Oggi si dice che il governo mostra una nuova e più alta attenzione per il Sud e forse è vero perché, leggendo il testo del Piano nazionale di ripresa e resilienza, ci si accorge che, dei circa 206 miliardi di euro che arriveranno dall’Europa, il 40 per cento (82 miliardi) sono destinati al Sud. Un dato di evidente importanza, anche se, a leggere i commenti della stampa nazionale, subito accompagnato dal fatto che a fronte del 40 per cento dell’ammontare dei fondi, nel Meridione abita solo il 32 per cento della popolazione residente e che il Sud contribuisce al Pil con appena il 22 per cento. Considerazioni macroeconomiche che bisognava fare, ma che, ad un lettore appena appena più smaliziato, sembrano segnare, per l’ennesima volta, le differenze che separeranno sempre il Sud dal resto del Paese. 

in dieci anni la spesa per il Mezzogiorno è crollata

Nel Pnrr si sottolinea che la quota del 40 per cento potrà aumentare se il Sud saprà sfruttare queste opportunità, ma forse non si considera che Nord, Centro e Sud scattano da blocchi di partenza collocati a distanza differente, a tutto svantaggio del Meridione. Una esagerazione? Forse, ma se si pensa che la spesa pubblica per investimenti per il Sud dal 2008 al 2018 è passata da 21 a 10 miliardi il dubbio si rafforza. Che poi, a leggere le finalità del Pnrr, ci si accorge che queste distanze (spesso un vero e proprio baratro) tra il Sud ed il resto del Paese sono talmente evidenti che lo stesso governo non ha potuto che prenderne atto, contestualmente alla consapevolezza che la pandemia ha aggravato una situazione che era ampiamente sottovalutata. Diciamo questo perché se oggi nel Pnrr si parla di “migliorare la presenza di asili nido e scuole per l’infanzia” è perché è di tutta evidenza che questo è un problema che preesisteva ben prima della pandemia (e che quest’ultima ha reso ancora di più inaccettabile) in un Paese che sino a ieri ha chiuso gli occhi su una così stridente disparità che non è solo scolastica, ma sociale ed economica.
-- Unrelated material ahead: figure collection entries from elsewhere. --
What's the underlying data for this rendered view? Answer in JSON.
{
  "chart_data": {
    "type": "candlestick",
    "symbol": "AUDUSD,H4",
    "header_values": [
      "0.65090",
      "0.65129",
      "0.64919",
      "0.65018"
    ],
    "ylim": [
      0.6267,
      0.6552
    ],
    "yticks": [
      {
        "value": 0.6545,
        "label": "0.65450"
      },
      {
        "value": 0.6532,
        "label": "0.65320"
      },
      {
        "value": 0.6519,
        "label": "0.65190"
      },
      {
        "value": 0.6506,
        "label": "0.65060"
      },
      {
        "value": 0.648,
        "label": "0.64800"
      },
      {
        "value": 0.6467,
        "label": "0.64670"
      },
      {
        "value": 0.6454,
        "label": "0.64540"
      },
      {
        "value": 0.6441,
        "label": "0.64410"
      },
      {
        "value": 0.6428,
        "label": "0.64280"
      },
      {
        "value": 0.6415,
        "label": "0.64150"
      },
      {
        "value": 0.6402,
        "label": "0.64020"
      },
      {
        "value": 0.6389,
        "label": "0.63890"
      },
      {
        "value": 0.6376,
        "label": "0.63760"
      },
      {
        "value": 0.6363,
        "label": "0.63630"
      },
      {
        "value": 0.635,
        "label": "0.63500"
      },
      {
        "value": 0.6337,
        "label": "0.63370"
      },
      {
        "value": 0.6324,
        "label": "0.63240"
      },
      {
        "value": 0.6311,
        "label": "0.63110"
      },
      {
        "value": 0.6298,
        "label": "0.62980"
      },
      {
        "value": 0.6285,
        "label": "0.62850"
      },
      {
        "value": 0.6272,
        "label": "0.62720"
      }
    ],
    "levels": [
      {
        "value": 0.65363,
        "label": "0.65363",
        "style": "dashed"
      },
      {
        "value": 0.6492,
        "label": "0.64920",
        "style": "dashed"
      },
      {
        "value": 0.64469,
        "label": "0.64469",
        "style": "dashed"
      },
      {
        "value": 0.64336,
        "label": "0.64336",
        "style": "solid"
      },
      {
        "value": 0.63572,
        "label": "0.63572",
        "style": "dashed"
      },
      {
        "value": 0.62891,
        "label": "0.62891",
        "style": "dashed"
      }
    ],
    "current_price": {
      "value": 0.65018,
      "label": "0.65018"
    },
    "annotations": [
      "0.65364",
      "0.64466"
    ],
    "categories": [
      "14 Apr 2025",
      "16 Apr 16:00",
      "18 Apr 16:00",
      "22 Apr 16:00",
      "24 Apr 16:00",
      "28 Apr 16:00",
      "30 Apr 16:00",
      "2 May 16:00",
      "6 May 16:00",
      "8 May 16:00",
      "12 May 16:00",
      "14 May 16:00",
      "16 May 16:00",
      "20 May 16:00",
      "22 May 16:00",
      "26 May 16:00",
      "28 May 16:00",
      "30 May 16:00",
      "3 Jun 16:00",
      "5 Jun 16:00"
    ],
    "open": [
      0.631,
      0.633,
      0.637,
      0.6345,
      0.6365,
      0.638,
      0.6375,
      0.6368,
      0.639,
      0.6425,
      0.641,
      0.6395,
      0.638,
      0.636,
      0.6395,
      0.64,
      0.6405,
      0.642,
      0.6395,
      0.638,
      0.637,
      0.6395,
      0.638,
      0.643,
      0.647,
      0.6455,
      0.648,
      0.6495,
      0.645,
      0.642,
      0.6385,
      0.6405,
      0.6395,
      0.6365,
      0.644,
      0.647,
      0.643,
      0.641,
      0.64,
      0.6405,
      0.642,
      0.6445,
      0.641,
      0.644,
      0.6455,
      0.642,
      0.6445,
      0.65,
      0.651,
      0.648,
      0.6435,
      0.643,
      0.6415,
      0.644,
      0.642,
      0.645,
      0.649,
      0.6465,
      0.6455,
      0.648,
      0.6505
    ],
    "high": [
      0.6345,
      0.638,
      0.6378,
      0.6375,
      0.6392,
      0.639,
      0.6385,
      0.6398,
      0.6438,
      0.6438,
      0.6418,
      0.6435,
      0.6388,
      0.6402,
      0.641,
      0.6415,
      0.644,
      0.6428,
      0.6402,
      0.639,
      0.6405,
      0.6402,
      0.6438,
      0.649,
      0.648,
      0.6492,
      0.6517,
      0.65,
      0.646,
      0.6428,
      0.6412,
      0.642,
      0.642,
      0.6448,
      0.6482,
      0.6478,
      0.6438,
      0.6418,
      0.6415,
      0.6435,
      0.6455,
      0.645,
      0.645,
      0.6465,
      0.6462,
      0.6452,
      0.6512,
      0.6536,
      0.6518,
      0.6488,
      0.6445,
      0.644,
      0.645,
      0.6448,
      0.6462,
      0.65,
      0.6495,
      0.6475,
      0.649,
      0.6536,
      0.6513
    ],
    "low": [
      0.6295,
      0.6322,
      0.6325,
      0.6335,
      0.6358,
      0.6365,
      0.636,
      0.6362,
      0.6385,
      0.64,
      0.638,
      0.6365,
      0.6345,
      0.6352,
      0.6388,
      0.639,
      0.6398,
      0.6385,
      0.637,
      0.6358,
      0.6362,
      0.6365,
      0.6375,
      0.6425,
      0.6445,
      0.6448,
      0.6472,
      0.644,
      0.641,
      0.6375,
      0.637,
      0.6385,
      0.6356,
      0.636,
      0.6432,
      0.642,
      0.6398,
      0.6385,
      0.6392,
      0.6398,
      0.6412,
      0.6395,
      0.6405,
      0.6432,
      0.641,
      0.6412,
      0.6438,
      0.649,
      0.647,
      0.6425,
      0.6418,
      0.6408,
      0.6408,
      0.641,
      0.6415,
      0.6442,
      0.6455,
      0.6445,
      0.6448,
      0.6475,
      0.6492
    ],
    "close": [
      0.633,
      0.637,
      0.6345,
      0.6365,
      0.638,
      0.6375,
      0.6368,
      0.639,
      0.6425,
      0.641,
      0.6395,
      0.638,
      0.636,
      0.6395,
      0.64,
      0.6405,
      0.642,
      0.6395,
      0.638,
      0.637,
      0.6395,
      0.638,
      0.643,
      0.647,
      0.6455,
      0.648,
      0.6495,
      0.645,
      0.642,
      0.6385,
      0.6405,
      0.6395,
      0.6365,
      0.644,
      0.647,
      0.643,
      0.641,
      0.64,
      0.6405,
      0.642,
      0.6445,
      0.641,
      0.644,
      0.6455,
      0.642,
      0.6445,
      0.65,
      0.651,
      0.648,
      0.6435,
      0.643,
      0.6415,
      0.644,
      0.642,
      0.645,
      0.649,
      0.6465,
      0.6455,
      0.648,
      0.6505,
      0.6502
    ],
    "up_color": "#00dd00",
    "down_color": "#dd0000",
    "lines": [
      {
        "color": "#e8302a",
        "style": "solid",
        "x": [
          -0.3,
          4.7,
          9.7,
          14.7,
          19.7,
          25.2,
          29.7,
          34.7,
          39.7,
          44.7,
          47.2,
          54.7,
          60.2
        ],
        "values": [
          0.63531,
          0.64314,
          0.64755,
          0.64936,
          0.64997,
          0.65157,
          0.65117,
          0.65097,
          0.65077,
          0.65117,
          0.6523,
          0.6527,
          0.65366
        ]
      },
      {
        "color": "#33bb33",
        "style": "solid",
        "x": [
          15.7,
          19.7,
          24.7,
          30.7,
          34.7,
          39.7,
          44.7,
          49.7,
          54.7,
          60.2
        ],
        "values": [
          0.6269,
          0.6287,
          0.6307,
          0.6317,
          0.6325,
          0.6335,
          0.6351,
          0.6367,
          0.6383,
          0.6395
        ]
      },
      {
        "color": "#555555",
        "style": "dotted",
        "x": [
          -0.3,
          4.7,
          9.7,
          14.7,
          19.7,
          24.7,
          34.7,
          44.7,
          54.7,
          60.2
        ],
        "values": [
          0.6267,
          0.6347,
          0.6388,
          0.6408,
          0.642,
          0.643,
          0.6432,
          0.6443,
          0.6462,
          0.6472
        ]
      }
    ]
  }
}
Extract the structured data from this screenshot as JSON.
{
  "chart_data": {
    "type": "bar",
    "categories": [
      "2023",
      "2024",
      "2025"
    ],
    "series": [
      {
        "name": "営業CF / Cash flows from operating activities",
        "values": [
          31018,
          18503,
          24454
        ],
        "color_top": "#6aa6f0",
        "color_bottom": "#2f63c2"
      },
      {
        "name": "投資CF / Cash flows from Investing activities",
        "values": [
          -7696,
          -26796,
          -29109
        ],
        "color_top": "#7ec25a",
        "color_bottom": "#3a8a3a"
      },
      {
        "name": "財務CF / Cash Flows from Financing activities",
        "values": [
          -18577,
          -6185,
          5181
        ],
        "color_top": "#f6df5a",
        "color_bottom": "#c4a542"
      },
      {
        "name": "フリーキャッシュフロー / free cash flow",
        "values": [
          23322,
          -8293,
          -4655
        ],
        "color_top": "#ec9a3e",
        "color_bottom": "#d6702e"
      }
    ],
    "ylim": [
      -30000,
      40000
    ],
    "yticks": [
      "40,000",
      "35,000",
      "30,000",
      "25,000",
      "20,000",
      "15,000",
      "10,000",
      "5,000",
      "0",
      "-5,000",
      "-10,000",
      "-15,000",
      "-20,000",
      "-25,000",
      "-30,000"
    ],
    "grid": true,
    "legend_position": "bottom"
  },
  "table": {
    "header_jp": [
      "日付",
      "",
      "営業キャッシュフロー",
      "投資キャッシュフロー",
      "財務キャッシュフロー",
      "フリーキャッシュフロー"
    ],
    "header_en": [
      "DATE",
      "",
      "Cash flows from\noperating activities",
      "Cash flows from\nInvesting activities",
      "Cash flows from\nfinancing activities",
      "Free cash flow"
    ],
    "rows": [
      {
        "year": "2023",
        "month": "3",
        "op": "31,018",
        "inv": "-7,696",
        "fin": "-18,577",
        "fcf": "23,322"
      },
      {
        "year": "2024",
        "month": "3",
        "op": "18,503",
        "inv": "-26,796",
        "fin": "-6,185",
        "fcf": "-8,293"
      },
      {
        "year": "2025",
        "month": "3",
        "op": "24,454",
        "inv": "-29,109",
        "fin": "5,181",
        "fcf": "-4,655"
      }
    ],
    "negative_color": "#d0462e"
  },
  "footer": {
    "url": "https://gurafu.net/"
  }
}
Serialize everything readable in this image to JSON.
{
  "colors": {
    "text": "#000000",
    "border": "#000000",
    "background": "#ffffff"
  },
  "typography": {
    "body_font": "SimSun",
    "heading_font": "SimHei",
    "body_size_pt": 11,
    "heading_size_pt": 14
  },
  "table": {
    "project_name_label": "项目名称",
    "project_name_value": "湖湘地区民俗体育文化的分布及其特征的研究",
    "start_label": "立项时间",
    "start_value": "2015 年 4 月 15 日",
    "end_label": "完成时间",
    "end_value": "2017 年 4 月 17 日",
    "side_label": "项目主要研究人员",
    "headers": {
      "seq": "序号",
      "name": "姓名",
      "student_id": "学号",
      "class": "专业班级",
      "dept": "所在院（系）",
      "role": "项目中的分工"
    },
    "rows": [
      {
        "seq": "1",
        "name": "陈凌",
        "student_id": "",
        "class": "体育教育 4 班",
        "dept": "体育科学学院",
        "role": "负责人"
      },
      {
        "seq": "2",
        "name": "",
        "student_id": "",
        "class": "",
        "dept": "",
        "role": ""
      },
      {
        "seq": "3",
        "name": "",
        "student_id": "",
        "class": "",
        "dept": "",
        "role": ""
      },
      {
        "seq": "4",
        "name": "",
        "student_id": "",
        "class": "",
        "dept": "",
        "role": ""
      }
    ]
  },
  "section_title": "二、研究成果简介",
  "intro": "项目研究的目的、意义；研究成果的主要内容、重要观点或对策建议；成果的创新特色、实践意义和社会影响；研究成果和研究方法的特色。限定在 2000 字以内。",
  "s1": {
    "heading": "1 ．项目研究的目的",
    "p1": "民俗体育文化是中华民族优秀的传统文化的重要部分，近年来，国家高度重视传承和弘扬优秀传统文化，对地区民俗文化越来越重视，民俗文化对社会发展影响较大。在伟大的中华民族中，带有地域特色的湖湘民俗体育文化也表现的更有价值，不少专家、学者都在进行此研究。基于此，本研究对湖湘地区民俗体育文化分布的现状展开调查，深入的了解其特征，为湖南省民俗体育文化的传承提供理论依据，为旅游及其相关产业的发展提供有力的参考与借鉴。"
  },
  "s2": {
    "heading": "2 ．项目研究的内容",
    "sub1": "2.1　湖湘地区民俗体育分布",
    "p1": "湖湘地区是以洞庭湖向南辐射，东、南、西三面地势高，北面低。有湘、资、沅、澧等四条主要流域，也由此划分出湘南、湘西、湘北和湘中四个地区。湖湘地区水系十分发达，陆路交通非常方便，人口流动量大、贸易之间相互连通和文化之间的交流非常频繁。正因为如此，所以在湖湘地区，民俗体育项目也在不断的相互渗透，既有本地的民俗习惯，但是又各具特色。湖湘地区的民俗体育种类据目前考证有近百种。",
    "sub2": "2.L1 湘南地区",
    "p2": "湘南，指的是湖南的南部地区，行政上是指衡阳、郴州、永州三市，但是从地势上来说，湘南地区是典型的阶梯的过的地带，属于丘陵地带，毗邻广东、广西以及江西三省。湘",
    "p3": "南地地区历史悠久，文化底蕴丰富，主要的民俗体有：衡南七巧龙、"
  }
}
la questione lavoro al Sud e non solo: la tragica fine di Luana

Il Piano, nella sua articolazione, guarda tutto e tutti, cadendo però in un involontario umorismo quando si propone “un piano d’azione contro il lavoro sommerso” che, se si è ben capito, è quello non ufficiale, quello che, in tempi in cui il politically correct era sconosciuto, si poteva definire “lavoro nero” senza la paura che qualcuno si potesse offendere. Giusto, anzi bellissimo, se solo non si considerasse che una parte dell’economia del Sud si basa su questo lavoro parallelo, precario, irregolare, non per scelta, ma perché di lavoro “vero” proprio non ce n’è. Ma non è un problema solo del Sud, come testimoniato dal recente caso di una ragazza, Luana D’Orazio, poco più che ventenne, che, dovendo crescere da sola il suo bambino, s’è messa alla ricerca di un lavoro, trovandolo in una azienda tessile. Solo che, assunta con un contratto da apprendistato per lavori d’ufficio, è morta in fabbrica,  dove lavorava priva di ogni formazione. Per favore, non parliamo di incidenti sul lavoro. Quello di Luana non è stata una ”morte bianca”, ma un omicidio. Colposo, ma pur sempre  omicidio.